How interest rates work

Interest rates have a significant impact on our finances, so it is vital that we understand how to make them work for us.

What is an interest rate?

An interest rate is the cost you pay to a lender when borrowing money.

In our economy, the interest rates originate from the bank rate or repo rate, which is the interest rate at which the Reserve Bank lends to the commercial banks – currently at 6.75%. This is not the interest rate that consumers pay. The commercial banks add more percentage points to the repo rate to determine the prime rate – the rate at which a bank will lend money to its top (lowest risk) clients. Since November last year, the prime rate has been 10.25%.

Most consumers pay a rate even higher than prime. This is expressed in lending agreements as, for example, ‘prime + 1%’. This is called a variable, floating, linked or fluctuating rate because, as the repo rate increases or decreases, so will the interest you pay. For example, if you have a loan agreement with a variable rate of ‘prime + 1%’, you will now be paying 11.25% (10.25% + 1%) on that loan. However, if the Reserve Bank raises the repo rate, the prime lending rate will also rise and the interest you pay on your loan will also increase.

Some loan agreements, such as a home loan, allow you to negotiate a fixed rate that is not linked to the fluctuating prime rate.
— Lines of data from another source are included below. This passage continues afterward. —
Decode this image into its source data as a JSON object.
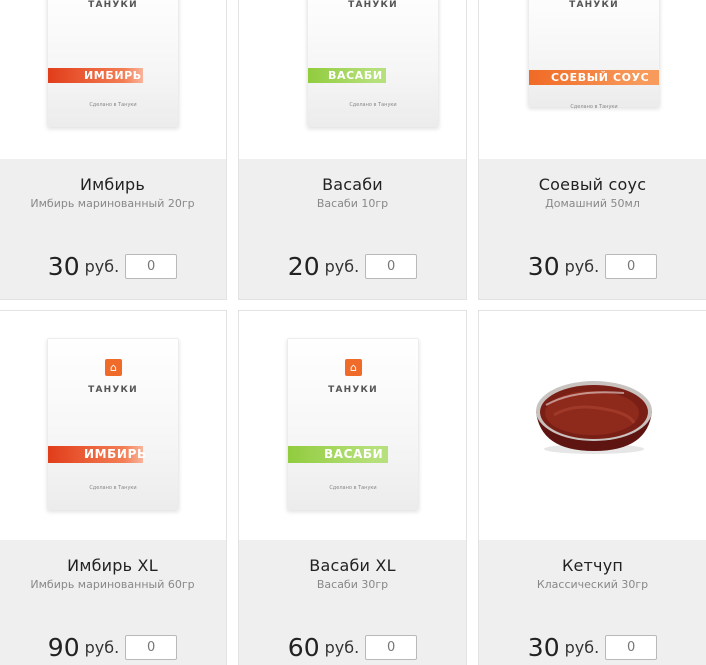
{
  "currency": "руб.",
  "brand": "ТАНУКИ",
  "made_in": "Сделано в Тануки",
  "products": [
    {
      "name": "Имбирь",
      "desc": "Имбирь маринованный 20гр",
      "price": "30",
      "qty": "0",
      "label": "ИМБИРЬ"
    },
    {
      "name": "Васаби",
      "desc": "Васаби 10гр",
      "price": "20",
      "qty": "0",
      "label": "ВАСАБИ"
    },
    {
      "name": "Соевый соус",
      "desc": "Домашний 50мл",
      "price": "30",
      "qty": "0",
      "label": "СОЕВЫЙ СОУС"
    },
    {
      "name": "Имбирь XL",
      "desc": "Имбирь маринованный 60гр",
      "price": "90",
      "qty": "0",
      "label": "ИМБИРЬ"
    },
    {
      "name": "Васаби XL",
      "desc": "Васаби 30гр",
      "price": "60",
      "qty": "0",
      "label": "ВАСАБИ"
    },
    {
      "name": "Кетчуп",
      "desc": "Классический 30гр",
      "price": "30",
      "qty": "0"
    }
  ],
  "colors": {
    "ginger": "#e8532a",
    "wasabi": "#9acd4a",
    "soy": "#f27a35",
    "info_bg": "#efefef",
    "border": "#e2e2e2"
  }
}
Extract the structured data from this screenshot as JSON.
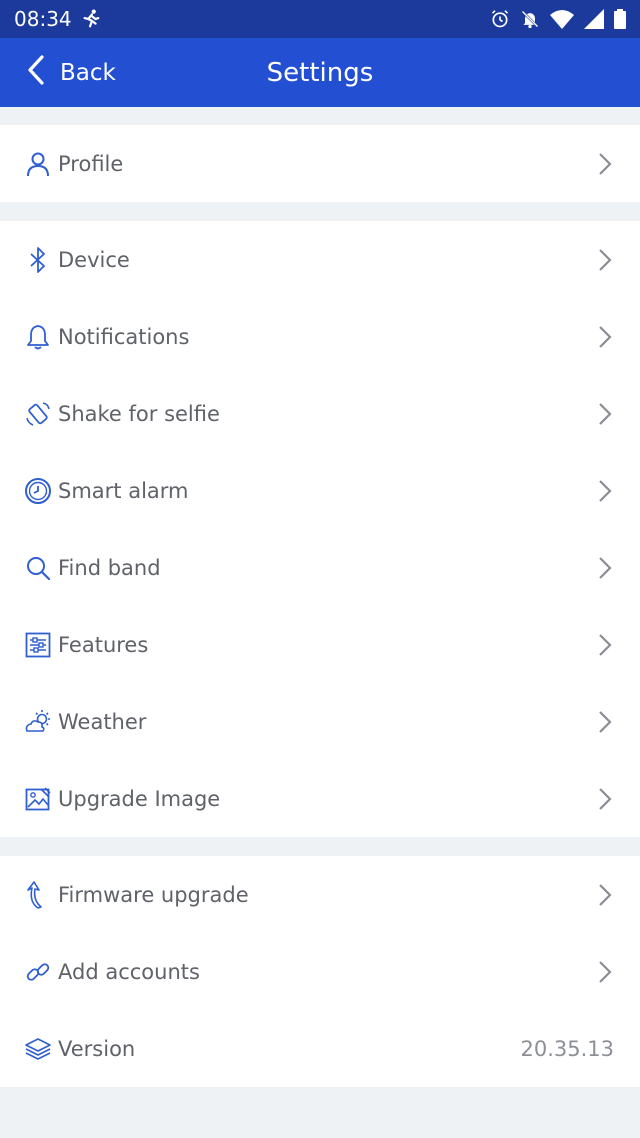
{
  "status": {
    "time": "08:34"
  },
  "header": {
    "back_label": "Back",
    "title": "Settings"
  },
  "groups": [
    {
      "items": [
        {
          "label": "Profile",
          "icon": "person-icon"
        }
      ]
    },
    {
      "items": [
        {
          "label": "Device",
          "icon": "bluetooth-icon"
        },
        {
          "label": "Notifications",
          "icon": "bell-icon"
        },
        {
          "label": "Shake for selfie",
          "icon": "shake-phone-icon"
        },
        {
          "label": "Smart alarm",
          "icon": "clock-icon"
        },
        {
          "label": "Find band",
          "icon": "search-icon"
        },
        {
          "label": "Features",
          "icon": "sliders-icon"
        },
        {
          "label": "Weather",
          "icon": "weather-icon"
        },
        {
          "label": "Upgrade Image",
          "icon": "image-icon"
        }
      ]
    },
    {
      "items": [
        {
          "label": "Firmware upgrade",
          "icon": "upgrade-arrow-icon"
        },
        {
          "label": "Add accounts",
          "icon": "link-icon"
        },
        {
          "label": "Version",
          "icon": "layers-icon",
          "value": "20.35.13"
        }
      ]
    }
  ],
  "colors": {
    "status_bar": "#1b3a9c",
    "app_bar": "#2350d3",
    "icon": "#2f5fd0",
    "chevron": "#8a8e94"
  }
}
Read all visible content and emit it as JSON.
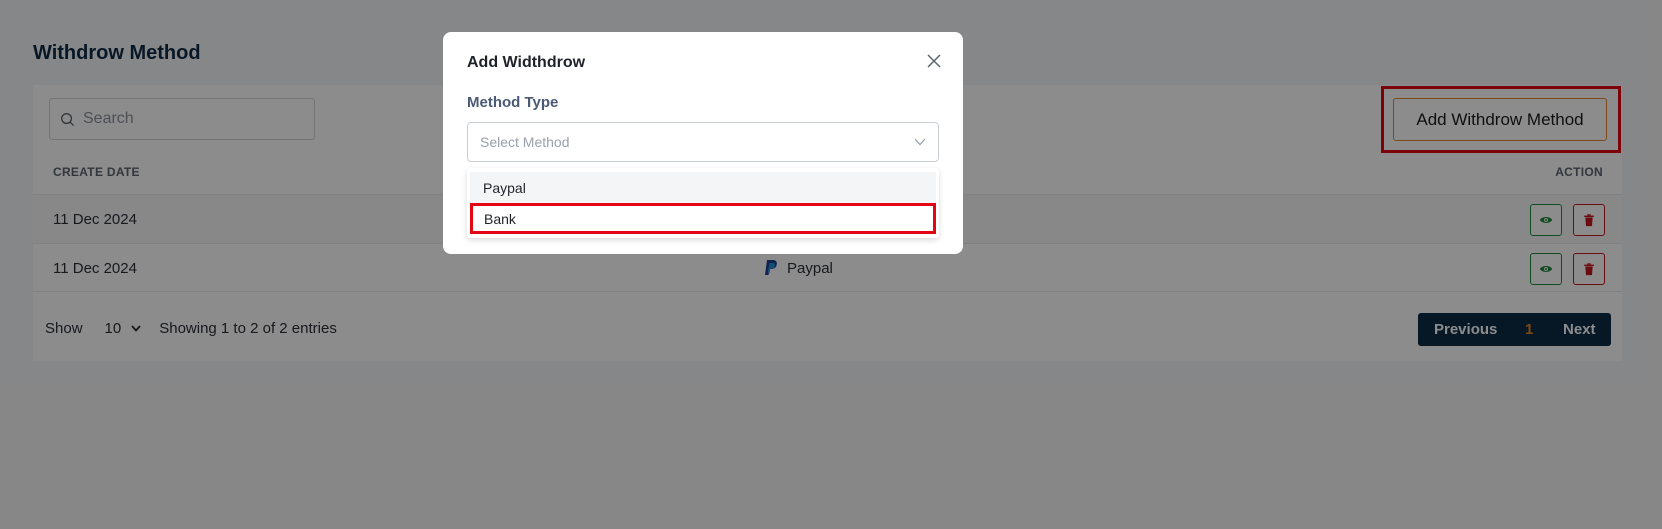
{
  "page": {
    "title": "Withdrow Method"
  },
  "toolbar": {
    "search_placeholder": "Search",
    "add_button_label": "Add Withdrow Method"
  },
  "table": {
    "columns": {
      "create_date": "CREATE DATE",
      "action": "ACTION"
    },
    "rows": [
      {
        "create_date": "11 Dec 2024",
        "method": "",
        "method_icon": ""
      },
      {
        "create_date": "11 Dec 2024",
        "method": "Paypal",
        "method_icon": "paypal-icon"
      }
    ]
  },
  "footer": {
    "show_label": "Show",
    "per_page": "10",
    "entries_text": "Showing 1 to 2 of 2 entries",
    "pagination": {
      "previous": "Previous",
      "current": "1",
      "next": "Next"
    }
  },
  "modal": {
    "title": "Add Widthdrow",
    "method_type_label": "Method Type",
    "select_placeholder": "Select Method",
    "options": [
      "Paypal",
      "Bank"
    ]
  },
  "colors": {
    "brand_dark": "#0b2a45",
    "accent_orange": "#e0882c",
    "view_green": "#1f8a3c",
    "delete_red": "#c4161c",
    "highlight_red": "#e30613"
  }
}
However, this comes at a cost.

How the interest rate affects you

When consumers pay less interest, they have more money to spend, which can create a ripple effect of increased spending throughout the economy.

The lower the interest rate, the more willing people are to borrow money to make big purchases, such as houses or cars, which stimulates the economy. Conversely, the higher the rate, the more interest you earn on your savings. In addition, when it rises:

  • Home loan repayments increase
  • Your instalments for all other loans increase – vehicle finance, personal loans, overdrafts, credit cards, store accounts
  • The cumulative effect of an increase in bond repayments (often the biggest expense) as well as all other short-term loan accounts will impact significantly on monthly cash flow

How to make the interest rate work for you

  1. When you take out any kind of loan, be aware that the interest amount on the loan will need to be repaid over and above the original sum of money you borrowed. Consider if it is a good investment: in some cases, the interest payable is acceptable – for example, on a home loan, which will ensure that you have a property asset and a place to live. However, it makes far less sense to pay a fortune in interest when borrowing money for – as just one example – a holiday or a fancy car.
  2. Know what interest rate you are paying on each of your loans, so you can focus on paying off your highest-interest loans first.
  3. Before you sign any loan agreement, shop around and negotiate the best possible rate, and make sure you can meet the repayments at the current interest rate, as well as after a rate increase.
  4. Contact your credit providers on a regular basis to request a rate reduction.
  5. When choosing a savings vehicle, make sure you are getting the highest interest possible. Even half a percentage point makes a big difference over the long term.

The information is shared on condition that readers will make their own determination, including seeking advice from a financial professional. E&OE.